I draw the basic shape of the pattern I want on paper, using the dress as a guideline.
Once I am satisfied with the pattern, I cut it out.
I fit it back on the dress to make sure the sizes correlate. I will have to add a little extra width to my pattern as I am not working with a stretch fabric, such as the example dress is made of. I also need to add 1,5 cm seam allowance to each seam.
I take time to write all of the necessary information on the pattern pieces. I may have to use this pattern again and what is obvious to me right now, may no longer be so obvious the next time round. Little girls have pretty much the same shape in the back as in the front and I won't bother designing special pattern pieces for the back of the dress. Instead, I will cut the front pieces double to serve as back pieces as well.
I trace the bodice of the dress in much the same way as I did the skirt.
I will fold the bodice in half, matching the shoulder seams, before I cut the pattern out. The two sides have to be exactly alike.
I trace the back of the bodice to get the basic outline of the front.
I drop the neckline in the front to make room for the head to fit through and then cut the pattern piece while it is still folded double.
The neckline is really the only place where the front and back bodice differs when designing for prepubescent girls.
I measure the armhole and design a sleeve to fit inside it. I want the sleeve to have slightly more room at the bottom, almost like a frill, and that accounts for the odd shape of the sleeve.

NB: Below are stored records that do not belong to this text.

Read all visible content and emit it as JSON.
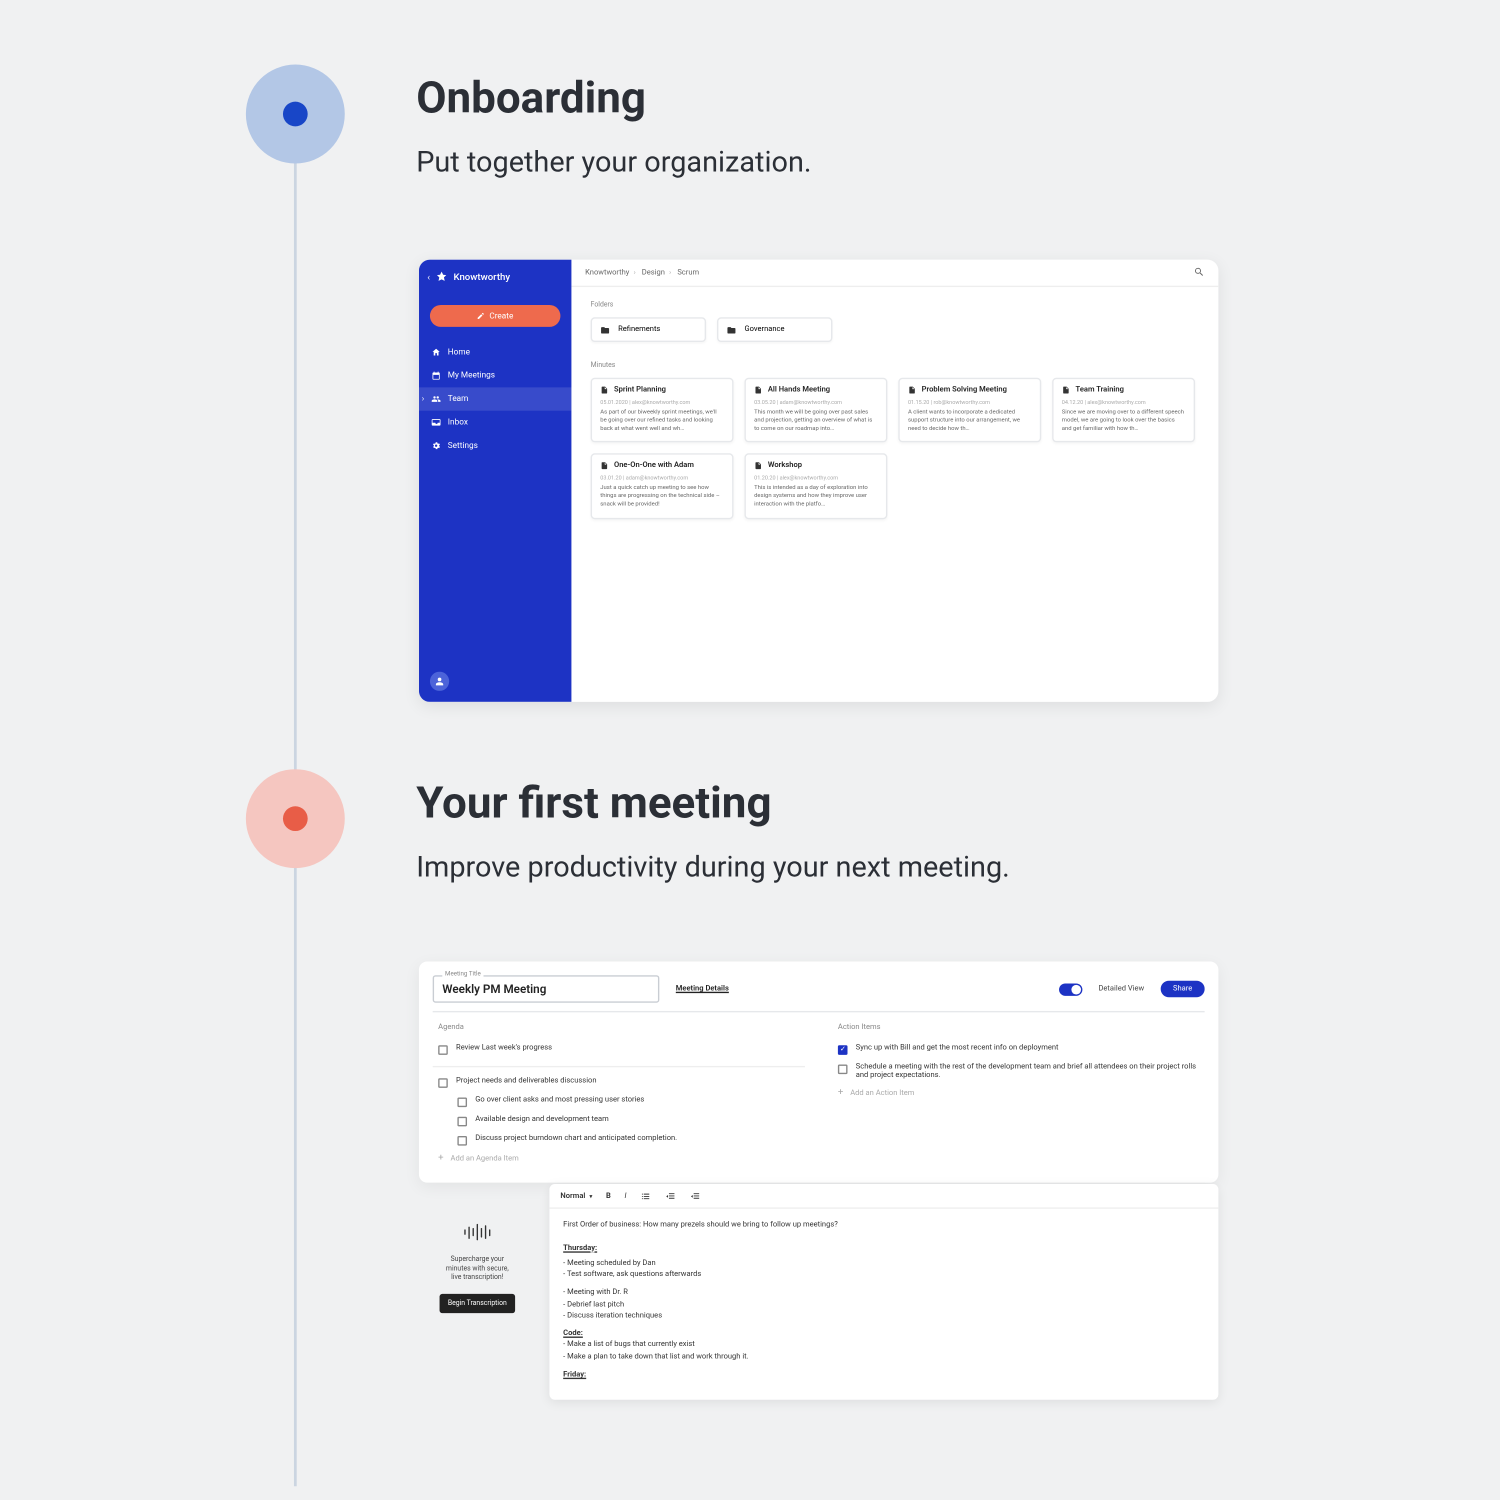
{
  "s1": {
    "title": "Onboarding",
    "sub": "Put together your organization."
  },
  "s2": {
    "title": "Your first meeting",
    "sub": "Improve productivity during your next meeting."
  },
  "app": {
    "brand": "Knowtworthy",
    "create": "Create",
    "nav": {
      "home": "Home",
      "meetings": "My Meetings",
      "team": "Team",
      "inbox": "Inbox",
      "settings": "Settings"
    },
    "crumbs": [
      "Knowtworthy",
      "Design",
      "Scrum"
    ],
    "folders_label": "Folders",
    "folders": [
      "Refinements",
      "Governance"
    ],
    "minutes_label": "Minutes",
    "cards": [
      {
        "t": "Sprint Planning",
        "m": "05.01.2020 | alex@knowtworthy.com",
        "d": "As part of our biweekly sprint meetings, we'll be going over our refined tasks and looking back at what went well and wh…"
      },
      {
        "t": "All Hands Meeting",
        "m": "03.05.20 | adam@knowtworthy.com",
        "d": "This month we will be going over past sales and projection, getting an overview of what is to come on our roadmap into…"
      },
      {
        "t": "Problem Solving Meeting",
        "m": "01.15.20 | rob@knowtworthy.com",
        "d": "A client wants to incorporate a dedicated support structure into our arrangement, we need to decide how th…"
      },
      {
        "t": "Team Training",
        "m": "04.12.20 | alex@knowtworthy.com",
        "d": "Since we are moving over to a different speech model, we are going to look over the basics and get familiar with how th…"
      },
      {
        "t": "One-On-One with Adam",
        "m": "03.01.20 | adam@knowtworthy.com",
        "d": "Just a quick catch up meeting to see how things are progressing on the technical side – snack will be provided!"
      },
      {
        "t": "Workshop",
        "m": "01.20.20 | alex@knowtworthy.com",
        "d": "This is intended as a day of exploration into design systems and how they improve user interaction with the platfo…"
      }
    ]
  },
  "meeting": {
    "title_label": "Meeting Title",
    "title": "Weekly PM Meeting",
    "details": "Meeting Details",
    "detailed": "Detailed View",
    "share": "Share",
    "agenda_h": "Agenda",
    "actions_h": "Action Items",
    "agenda1": "Review Last week's progress",
    "agenda2": "Project needs and deliverables discussion",
    "agenda2a": "Go over client asks and most pressing user stories",
    "agenda2b": "Available design and development team",
    "agenda2c": "Discuss project burndown chart and anticipated completion.",
    "add_agenda": "Add an Agenda Item",
    "action1": "Sync up with Bill and get the most recent info on deployment",
    "action2": "Schedule a meeting with the rest of the development team and brief all attendees on their project rolls and project expectations.",
    "add_action": "Add an Action Item"
  },
  "transc": {
    "l1": "Supercharge your",
    "l2": "minutes with secure,",
    "l3": "live transcription!",
    "btn": "Begin Transcription"
  },
  "editor": {
    "style": "Normal",
    "line1": "First Order of business: How many prezels should we bring to follow up meetings?",
    "h1": "Thursday:",
    "b1a": "- Meeting scheduled by Dan",
    "b1b": "- Test software, ask questions afterwards",
    "b2a": "- Meeting with Dr. R",
    "b2b": "- Debrief last pitch",
    "b2c": "- Discuss iteration techniques",
    "h2": "Code:",
    "c1": "- Make a list of bugs that currently exist",
    "c2": "- Make a plan to take down that list and work through it.",
    "h3": "Friday:"
  }
}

As my fabric does not have a pattern, I can maximise the layout by laying the pattern pieces in opposite directions. Note that I have added extra length to the hemline after negotiating with my niece. It is always a good idea to allow children a say in the design of their own clothes.
I need only two center pieces, but I need four side pieces and therefore these pieces need to be cut a second time.
The bodice and sleeves are cut from stretch netting. Make sure that the stretch takes place in the width and not the length of the pattern pieces when you lay them out. This is very important.
The train is cut the same length as the dress and the full width of the fabric. It does not have a shape.
Sewing the dress
Lay the center front on the side piece, right sides facing, and sew from top to bottom. Repeat this for the other front side as well.
This is what the dress should look like by now.
Repeat the same steps to sew the back together as well. Iron open the seams.
Lay the front on top of the back, pin the sides seams and sew. At this stage you should do the first fitting to make sure the dress fits over the head and shoulders of the child. (You should not be able to pull it up from the feet).
Sew it on three sides. Only the top remains unsewn.
Tack the top of the train, either by hand, or with your machine if it has such a setting.
Leaving space open under the arm, pin the train to the back of the dress. Sew it in place with a stay stitch.
Progress photo: this is what the dress should look like now.
Pin the back bodice to the dress.
Sew the back bodice to the dress.
Pin and sew the front bodice to the dress.
Sew the shoulders seams of the front and back bodice together.
As the netting and train is a little scratchy at the seams, I now tucked these under a length of bias binding that I sewed on by hand to avoid ugly sewing marks on the dress.
The inside of the dress looks much better and all the scratchy bits are now safely tucked away. The bias binding addition has the added advantage of strengthening the seam where the fragile netting was affixed.
Fold the sleeves over and pin.
Sew the underarm seam of the sleeve.
Pin the sleeve to the dress and sew.
Hem the neckline and the sleeves of the dress.
Fold and pin a rolled hem at the bottom of the dress.
Sew the hem of the dress. You may prefer to do this by hand.
It took me about four hours to design and sew this dress, but it has been worth the effort to see the expression and appreciation on this little girls' face. Here you have a view of the back of the dress.
A side view of the dress.
And finally a front view of the dress.